(2021) The steep, slate vineyards of Priorat lie at high altitude close to Barcelona, and not too far from where Torres has its base. This is a blend of Cariñena, Garnacha and Syrah, aged 14 months in French oak. It has a refined, vinous nose, cherries and blackcurrants, touched by graphite and light, creamy, polished oak. There's something a little earthy and gravelly too, adding to the appeal. The palate has great energy: a lip-smacking burst of juicy black fruits and acidity fills the mouth, while smoky, bittersweet dark chocolate notes swirl around. Tannins are very plush and fine, and the length is excellent.
(2021) From the cool apple country of Elgin in coastal South Africa, a juicy and tropical fruit-scented Sauvignon with only the merest touch of grassiness or elderflower, quite Loire-like in style, though the palate does have vibrant punch and a line of acidity that does make it vibrant and quite intense on the palate
(2020) The State of Victoria in Australia is home to some of the best Pinot Noir wines in the southern hemisphere, and the Mornington Peninsula, just south of Melbourne, is a prime spot. From estate vineyards planted in 1999, this was fermented in open vats using wild yeasts and matured for a year in older oak puncheons (larger, 500-litre barrels). It's a fairly full and ripe style of Pinot, but not too 'solid', retaining lovely Pinot energy and freshness, a pert cherry fruitiness and orangey tang to the fruit and acidity, the briskness of the tannins adding the fleet-footed character, in a fruity and charming Pinot for drinking now I'd guess.

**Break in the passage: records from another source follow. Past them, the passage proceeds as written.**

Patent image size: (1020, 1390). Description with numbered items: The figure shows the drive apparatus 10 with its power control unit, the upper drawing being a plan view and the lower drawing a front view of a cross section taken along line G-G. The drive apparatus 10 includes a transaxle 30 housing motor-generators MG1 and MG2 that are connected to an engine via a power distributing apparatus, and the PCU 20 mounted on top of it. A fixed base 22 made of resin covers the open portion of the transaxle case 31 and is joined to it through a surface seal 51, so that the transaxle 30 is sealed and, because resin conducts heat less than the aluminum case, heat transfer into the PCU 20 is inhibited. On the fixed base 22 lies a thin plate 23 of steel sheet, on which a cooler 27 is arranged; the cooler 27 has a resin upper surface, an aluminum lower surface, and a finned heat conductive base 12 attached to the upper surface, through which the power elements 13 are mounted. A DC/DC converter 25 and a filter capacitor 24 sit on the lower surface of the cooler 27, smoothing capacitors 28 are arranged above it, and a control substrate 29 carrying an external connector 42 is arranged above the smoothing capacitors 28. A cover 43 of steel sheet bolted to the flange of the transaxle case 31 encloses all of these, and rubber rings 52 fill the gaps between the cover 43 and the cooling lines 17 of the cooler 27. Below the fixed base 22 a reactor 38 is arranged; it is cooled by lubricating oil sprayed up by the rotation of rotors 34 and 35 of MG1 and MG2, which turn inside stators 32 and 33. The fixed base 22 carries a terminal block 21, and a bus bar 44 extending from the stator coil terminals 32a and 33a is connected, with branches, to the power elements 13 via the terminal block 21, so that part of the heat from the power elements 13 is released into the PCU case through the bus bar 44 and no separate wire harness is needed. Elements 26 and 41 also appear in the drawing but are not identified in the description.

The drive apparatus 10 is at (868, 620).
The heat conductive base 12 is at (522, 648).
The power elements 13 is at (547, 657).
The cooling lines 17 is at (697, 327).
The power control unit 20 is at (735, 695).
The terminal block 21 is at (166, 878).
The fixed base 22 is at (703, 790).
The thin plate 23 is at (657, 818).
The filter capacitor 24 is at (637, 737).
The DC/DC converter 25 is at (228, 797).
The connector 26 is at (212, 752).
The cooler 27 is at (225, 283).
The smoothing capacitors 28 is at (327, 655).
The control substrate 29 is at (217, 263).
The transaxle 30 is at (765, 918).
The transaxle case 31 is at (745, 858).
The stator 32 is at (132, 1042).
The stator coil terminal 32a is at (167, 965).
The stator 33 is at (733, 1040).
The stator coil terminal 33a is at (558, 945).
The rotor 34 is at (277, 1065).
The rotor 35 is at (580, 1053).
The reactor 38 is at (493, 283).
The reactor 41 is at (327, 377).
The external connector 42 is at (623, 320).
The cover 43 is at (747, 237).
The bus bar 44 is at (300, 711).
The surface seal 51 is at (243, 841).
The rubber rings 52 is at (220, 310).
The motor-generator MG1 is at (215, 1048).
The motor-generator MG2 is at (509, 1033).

(2020) Quite plush, with pulpy, inviting red fruits. There’s a gentle smokiness and hint of vanilla, all very attractive. In the mouth it has very tangy, grapefruit and Seville orange acidity that gives a lots of cleansing, freshness to the wine, though the firm tannins and the savoury fruit are very nicely balanced. Price and stockist quoted at time of review for the previous vintage.
(2019) A blend of 80% Corvina, and 10% each of Rondinella and Oseleta. From volcanic soils high in the hills. The nose is taut, with graphite and minerals rather than anything overtly fruity. 15 months in oak adds a little creamy weight, but it remains taut and showing beautiful extract with tight tannins and firm acid backbone, a smooth but elegantly austere wine with great length.
(2019) Good and expressive Gewürztraminer aromas, with some lychee, old roses and a touch of geranium and Turkish delight. 12.24g/l of residual sugar gives softness and only gentle sweetness, a fresh, ligh-bodied character and plenty of sour lemon kicking in to the finish, gives very nice length and balance.
(2019) Blending 50% Assyrtiko with 50% Malagousia, this is made in all stainless steel. Definitely some floral notes here, but a more citrus and green apple bite and freshness. The palate is very pure, with the touch of saline and plenty of citrus freshness.
(2019) Made from the variety Malagousia that was saved from virtual extinction by Vangelis Gerovassiliou who championed the variety. Twenty percent of the wine is fermented in seasoned barrels. Floral, Muscat-like aromas dominate, jasmine perfume and fragrant peach down and lemon zest. Lovely fresh and crisp palate, quite Sancerre-like in the mouth, with plenty of zest.
(2019) Made from 100-year-old, pre-phyloxerra vines, trained into coils to guard against the wind and heat. This was harvested at the end of July, which perhaps accounts for the little thiol character, a touch of elderflower and herbs but there's a creamy depth to the aroma. Always fresh and bright on the palate with so much zing and zip, finishing mouth-wateringly dry and fresh.
(2019) In terms of the export market this is Gaia's entry level red wine. It shows a little bit of cedary oak, and fresh dry flavours on the palate. Easy-drinking red, ripe with smoothing oak and gentle tannins into a spicy finish. Nice juiciness and freshness.